Yeah. They did that. Two years ago.

And, it’s not just bone and skin that needs regenerating. What about someone who’s had, say, a spinal injury and sustained nerve damage. Yeah, they’re on that too. In this case, it’s not just the regeneration research, but also research into using other nerve paths if the spinal nerves are blocked, or into just straight-up manufacturing new artificial nerve fibres:

Researchers from the Johns Hopkins University have designed a self-assembling electronic wire which is destined for the use inside a human body. The organic wire is water-soluble and it’s made of lightweight carbon materials and many wires like these could power pacemakers, stimulate organic function and reconnect damaged nerve tissue.

Although we will not transform ourselves in Borgs or robots, these organic wires will help paralyzed people to restore their nerve fibers thanks to the self-assembly process. These wires are 10,000 times thinner than a human hair and they have the possibility to interact with individual cells from our body, and once the nerve cells are reconnected, paralytics will regain their mobility.

The problem is that for the moment this type of procedure is really possible, but in the near future the technique could be perfected.
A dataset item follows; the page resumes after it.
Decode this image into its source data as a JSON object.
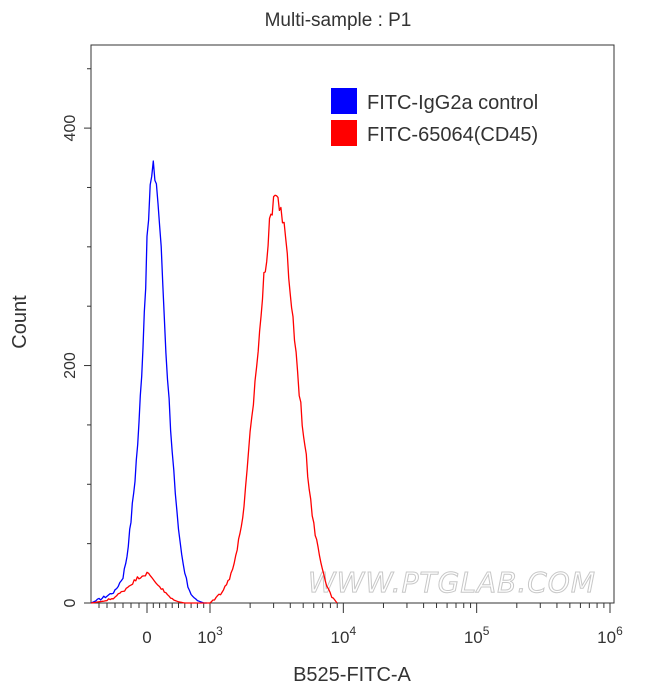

Besides tricking the body into growing new parts, or reusing the parts that are already there in a new way, or hooking up to artificial new parts, there are still other kinds of regeneration. Like that whole research into brain rejuvenation by injection with infant umbilical blood… but it’s getting late now, and besides that particular one just kind of freaks me out with the whole “ancient rich baby vampires” angle that’s so obvious when you mix that research with the distribution of wealth disparity in our society.

So let’s just call that enough for this post.